CAS Management Portal randomly becoming unresponsive
search cancel

CAS Management Portal randomly becoming unresponsive

book

Article ID: 439212

calendar_today

Updated On:

Products

CAS-VA

Issue/Introduction

Admin reports that one of their Content Analysis Server becomes unresponsive when trying to access the Management GUI or SSH access.

Scanning of objects sent via the Proxy continued to work as expected.

Console access allows connections to the console with login page partly appearing but somewhat responsive (cannot type any command), and ping to the interface is successful.

Portal and log files show "CASHostName has failed to respond xxxx consecutive times" and ProxySG ICAP heath checks indicate all working well.

Two virtual CAS devices running 3.2.2 installed on ESXi platform, but only one CAS device impacted.

Problem CAS recovered via reboot from Hypervisor level, but issue happened again one month later, and 6 weeks after that on same host.

Memory allocation/CPU utilisation same in working and non working setup, and ESXi host not overloaded or migrating host at the time.

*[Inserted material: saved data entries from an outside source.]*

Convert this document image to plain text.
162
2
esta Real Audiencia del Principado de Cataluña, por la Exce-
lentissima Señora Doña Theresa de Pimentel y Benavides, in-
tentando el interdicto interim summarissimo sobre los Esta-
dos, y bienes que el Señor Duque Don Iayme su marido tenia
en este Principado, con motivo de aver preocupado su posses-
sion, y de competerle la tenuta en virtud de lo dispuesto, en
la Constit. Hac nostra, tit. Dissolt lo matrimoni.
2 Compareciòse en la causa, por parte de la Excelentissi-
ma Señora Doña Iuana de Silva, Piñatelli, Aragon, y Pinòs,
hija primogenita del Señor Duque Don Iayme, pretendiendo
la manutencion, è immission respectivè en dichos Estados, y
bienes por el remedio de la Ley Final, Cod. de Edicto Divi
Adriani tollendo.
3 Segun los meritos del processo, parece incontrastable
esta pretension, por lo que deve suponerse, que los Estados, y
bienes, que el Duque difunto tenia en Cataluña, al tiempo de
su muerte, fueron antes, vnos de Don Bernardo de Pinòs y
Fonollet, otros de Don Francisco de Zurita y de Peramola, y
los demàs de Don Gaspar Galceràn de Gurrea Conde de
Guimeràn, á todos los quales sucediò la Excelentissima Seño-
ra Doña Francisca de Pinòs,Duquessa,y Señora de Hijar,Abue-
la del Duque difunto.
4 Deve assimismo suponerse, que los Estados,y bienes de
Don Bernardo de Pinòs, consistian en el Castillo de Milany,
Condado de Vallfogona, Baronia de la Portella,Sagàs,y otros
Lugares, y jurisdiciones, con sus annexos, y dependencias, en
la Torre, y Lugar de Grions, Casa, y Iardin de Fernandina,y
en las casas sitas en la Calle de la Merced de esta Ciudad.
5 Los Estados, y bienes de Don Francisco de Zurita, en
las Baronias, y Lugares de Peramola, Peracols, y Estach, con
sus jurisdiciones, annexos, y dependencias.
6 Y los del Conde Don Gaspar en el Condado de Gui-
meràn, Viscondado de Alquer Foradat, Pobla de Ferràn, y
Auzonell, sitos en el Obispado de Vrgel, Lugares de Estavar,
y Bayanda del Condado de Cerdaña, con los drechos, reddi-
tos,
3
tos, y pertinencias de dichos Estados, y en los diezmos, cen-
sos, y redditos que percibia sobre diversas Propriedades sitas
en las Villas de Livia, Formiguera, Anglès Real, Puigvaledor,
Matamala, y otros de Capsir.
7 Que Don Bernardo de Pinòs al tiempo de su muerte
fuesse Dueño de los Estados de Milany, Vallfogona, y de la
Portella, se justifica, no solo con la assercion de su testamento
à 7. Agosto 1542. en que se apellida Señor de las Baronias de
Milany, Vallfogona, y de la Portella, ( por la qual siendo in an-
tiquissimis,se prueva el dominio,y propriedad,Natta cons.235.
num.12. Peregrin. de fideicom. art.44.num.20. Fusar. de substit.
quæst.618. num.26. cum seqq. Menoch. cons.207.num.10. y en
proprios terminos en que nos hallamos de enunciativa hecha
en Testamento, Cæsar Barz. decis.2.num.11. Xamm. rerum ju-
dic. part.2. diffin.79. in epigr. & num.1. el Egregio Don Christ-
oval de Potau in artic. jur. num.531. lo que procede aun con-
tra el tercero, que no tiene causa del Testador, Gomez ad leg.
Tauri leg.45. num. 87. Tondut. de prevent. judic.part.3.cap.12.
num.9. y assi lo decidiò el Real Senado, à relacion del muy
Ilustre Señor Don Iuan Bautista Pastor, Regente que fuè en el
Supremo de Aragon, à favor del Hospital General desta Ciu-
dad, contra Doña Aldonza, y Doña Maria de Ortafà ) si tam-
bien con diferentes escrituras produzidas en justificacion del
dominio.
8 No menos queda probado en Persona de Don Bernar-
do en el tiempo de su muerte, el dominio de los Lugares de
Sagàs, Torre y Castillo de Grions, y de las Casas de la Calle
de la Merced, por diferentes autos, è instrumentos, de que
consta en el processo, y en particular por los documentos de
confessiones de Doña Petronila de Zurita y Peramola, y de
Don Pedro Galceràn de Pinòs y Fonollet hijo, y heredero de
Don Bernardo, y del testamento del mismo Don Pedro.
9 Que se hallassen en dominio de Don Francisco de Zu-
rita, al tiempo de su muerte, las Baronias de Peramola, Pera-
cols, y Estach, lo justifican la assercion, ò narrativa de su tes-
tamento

Only difference between the two CAS devices is that CAS2 (problem CAS) has a route towards the Management Center (SMC) out the management interface - this is because the SMC is on the app interface subnet and wants to talk to the CAS on it's management subnet/interface.

Environment

Content Analysis Server (CAS) 3.2.2.

ProxySG.

Cause

Memory management issue addressed in 4.1.1.1.

Resolution

Upgrade CAS device to latest 4.1 codebase.

Additional Information

Thousands of "link is not ready" messages appeared in the logs, and the Malware Analysis support included with CAS has some special networking requirements to deal with Malware network access. While Malware Analysis was not enabled in our situation above, it is doing regular checks on its status, and some of those checks are failing due to network issues. While this does not affect Content Analysis directly, the repeated failures are slowing using up resources until the appliance gets to a point where it runs out of resources.

The components that are failing and exhausting the supply of file handles available are all MA processes, and CAS 4.1 does not exhibit the same issue.